朝からCDをかける。未だにデータで聴くよりも、CDを引っ張り出してきてコンポで聴くのが好きだ。

円盤型の薄いプラスチック板から、最新型のロックミュージックが流れてくる。だけど、CDはもう20年以上も前のものだ。

 

 

ゴールデンウィーク、この時期にいつも思い出す人がいる。

1998年5月2日に亡くなったミュージシャン、hide。

 

X JAPANのギタリストであり、hideとしてソロデビュー、後にhide with Spread BeaverやZilchでも活動してきたロックミュージシャンだ。本名、松本秀人。

僕がXにハマったのは随分後になってからなので、X JAPANのHIDEよりソロとしてのhideの方が出会ったのも早く、馴染みも深い。

 

 

hideの楽曲はかっこいいのはもちろんのこと、常に新しさが感じられる。

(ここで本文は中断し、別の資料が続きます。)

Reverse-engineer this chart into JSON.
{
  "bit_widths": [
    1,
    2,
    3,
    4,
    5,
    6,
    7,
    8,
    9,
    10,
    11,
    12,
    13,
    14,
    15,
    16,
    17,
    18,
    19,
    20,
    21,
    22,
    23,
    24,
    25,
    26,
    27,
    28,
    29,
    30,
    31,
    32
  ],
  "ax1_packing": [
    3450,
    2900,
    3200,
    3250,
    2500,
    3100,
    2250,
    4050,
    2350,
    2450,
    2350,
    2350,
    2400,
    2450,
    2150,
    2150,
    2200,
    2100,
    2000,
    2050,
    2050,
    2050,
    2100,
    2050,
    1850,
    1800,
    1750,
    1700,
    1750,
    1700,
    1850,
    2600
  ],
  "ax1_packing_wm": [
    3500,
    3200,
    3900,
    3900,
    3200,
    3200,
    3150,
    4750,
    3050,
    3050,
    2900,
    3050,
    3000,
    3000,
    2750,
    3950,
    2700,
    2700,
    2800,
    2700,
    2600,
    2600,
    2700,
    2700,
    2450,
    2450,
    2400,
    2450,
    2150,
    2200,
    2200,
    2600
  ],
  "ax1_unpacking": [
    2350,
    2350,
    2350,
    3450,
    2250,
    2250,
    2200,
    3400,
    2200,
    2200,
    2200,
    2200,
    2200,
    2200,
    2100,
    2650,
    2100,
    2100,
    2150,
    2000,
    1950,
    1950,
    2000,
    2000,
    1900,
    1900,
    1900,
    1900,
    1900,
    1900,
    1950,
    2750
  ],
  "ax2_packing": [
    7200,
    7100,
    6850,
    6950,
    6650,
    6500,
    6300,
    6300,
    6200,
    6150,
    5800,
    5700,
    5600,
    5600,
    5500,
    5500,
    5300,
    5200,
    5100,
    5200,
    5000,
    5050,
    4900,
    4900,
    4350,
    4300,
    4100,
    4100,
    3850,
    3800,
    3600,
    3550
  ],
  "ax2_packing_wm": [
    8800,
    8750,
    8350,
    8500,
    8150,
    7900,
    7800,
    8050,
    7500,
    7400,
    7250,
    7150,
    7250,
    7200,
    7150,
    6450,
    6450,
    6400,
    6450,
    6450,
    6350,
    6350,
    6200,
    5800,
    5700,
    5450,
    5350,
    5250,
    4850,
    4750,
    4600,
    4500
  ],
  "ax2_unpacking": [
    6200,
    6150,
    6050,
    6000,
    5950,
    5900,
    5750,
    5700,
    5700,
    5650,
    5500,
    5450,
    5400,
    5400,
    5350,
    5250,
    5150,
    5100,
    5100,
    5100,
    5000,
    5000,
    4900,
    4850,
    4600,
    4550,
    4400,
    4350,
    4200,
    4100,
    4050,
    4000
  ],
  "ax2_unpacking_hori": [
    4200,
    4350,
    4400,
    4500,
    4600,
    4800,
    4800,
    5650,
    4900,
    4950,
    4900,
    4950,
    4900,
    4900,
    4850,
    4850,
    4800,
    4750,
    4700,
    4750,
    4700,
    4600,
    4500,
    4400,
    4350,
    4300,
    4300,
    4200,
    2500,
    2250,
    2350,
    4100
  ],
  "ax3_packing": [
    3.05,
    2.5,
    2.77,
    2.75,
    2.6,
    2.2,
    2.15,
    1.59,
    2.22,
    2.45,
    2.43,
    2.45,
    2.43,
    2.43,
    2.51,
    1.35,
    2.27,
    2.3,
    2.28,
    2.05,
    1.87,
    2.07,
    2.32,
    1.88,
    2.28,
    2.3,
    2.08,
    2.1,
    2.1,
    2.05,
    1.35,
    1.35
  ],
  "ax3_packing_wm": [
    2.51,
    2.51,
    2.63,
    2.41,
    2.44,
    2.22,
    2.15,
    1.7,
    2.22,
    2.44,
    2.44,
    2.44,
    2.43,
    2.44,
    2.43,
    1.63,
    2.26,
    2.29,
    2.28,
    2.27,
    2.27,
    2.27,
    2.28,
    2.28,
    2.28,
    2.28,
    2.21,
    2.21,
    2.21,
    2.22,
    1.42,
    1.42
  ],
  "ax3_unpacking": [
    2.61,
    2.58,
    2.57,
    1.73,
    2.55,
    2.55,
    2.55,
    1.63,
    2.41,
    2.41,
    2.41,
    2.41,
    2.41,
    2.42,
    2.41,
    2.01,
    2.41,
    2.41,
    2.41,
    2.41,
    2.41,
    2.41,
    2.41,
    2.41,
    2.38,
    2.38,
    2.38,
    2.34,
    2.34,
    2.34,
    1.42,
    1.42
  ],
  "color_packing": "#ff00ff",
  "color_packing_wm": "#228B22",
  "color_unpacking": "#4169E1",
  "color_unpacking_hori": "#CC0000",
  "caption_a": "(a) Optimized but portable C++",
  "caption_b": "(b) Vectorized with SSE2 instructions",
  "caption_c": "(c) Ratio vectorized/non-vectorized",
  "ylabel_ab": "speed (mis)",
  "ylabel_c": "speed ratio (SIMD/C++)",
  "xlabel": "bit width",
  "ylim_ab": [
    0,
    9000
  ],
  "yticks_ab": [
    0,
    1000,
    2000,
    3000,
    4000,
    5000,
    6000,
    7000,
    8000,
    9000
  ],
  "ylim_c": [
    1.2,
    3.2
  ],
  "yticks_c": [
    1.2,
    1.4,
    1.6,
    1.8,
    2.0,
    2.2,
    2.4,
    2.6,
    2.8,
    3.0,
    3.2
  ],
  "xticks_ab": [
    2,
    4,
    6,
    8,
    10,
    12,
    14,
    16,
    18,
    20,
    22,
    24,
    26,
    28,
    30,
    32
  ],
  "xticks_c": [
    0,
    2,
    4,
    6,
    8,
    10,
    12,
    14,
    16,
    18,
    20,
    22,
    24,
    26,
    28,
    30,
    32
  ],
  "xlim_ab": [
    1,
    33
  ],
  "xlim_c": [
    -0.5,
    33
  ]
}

もう20年以上前の曲だというのに古さを全く感じない。いつ聴いても、最新型に聴こえるのが不思議だ。

実はhideは未来から来たのではないかと、真しやかに囁かれることがあるが、僕もこれを信じている。楽曲だけでなく、ファッションやメイク(X加入前は美容師として働いてた)、ビジュアル面でのセンスもあったhideは、はるか遠い未来からちょっとしたイタズラ心で20世紀に遊びに来た、未来人だったんだと思う。hideは当時まだ普及していないコンピュータも早くから導入し、90年代前半にすでにライブでパソコンを使ったギミックを披露したり、1995年には自身で製作したホームページを開設している。自らの楽曲についても「人間のグルーヴを切り刻んで機械のビートと融合させたロック」を提唱し、彼の曲はのちに“サイボーグロック”と呼ばれることになる。やはり未来人の仕業に違いない。

 

未来人hideの曲が多くの人を魅了し続けているのはサウンドだけでなく、歌詞の良さもあると思う。X(YOSHIKI)の歌詞は悲しみを背負って僕らの心に響くものだが、hideの歌詞はまた違った前向きさポジティブな良さがある。そこには幼少期の肥満児だったコンプレックスを知っていることや、難病であったファンとの交流を続けてきた、hide本人の優しさや他人への思いやりが滲み出ている。

 

 

1stソロアルバム「HIDE YOUR FACE」は、hideがロックに出会った頃の自分"少年 松本秀人"に向けて作った作品だという。未来の自分がタイムスリップしてきて、少年の自分にプレゼントした作品だ。それと同じように他の作品も、未来からやってきたhideが現代の僕らにプレゼントしてくれたものだったんじゃないかと思う。

はるか遠い未来から来たhideが残してくれたものは、いつまでも色あせることなく、僕らにとって新しいままで、ずっと心に響いていくんだと思う。

 

 

松本秀人は亡くなってしまったかもしれないが、hideはまた未来に帰っていったんだきっと。そして、またイタズラ心で“桃色のくも”になって現代に遊びに来ては、どこかで僕らを見てくれてるんじゃないかと思う。

 

この自粛中に仕事も外出も出来ず、髪をピンク色に染めた人が多いように思ったけど、きっとそれもhideの仕業なんだろうな。全くイタズラ好きなhideらしいと思った。

 

 

hideは今日も未来からやってくる、円盤型の乗り物に乗ってやってくる。

再生ボタンを押すと、円盤型の薄いプラスチック板から、最新型のロックミュージックとともにやってくる。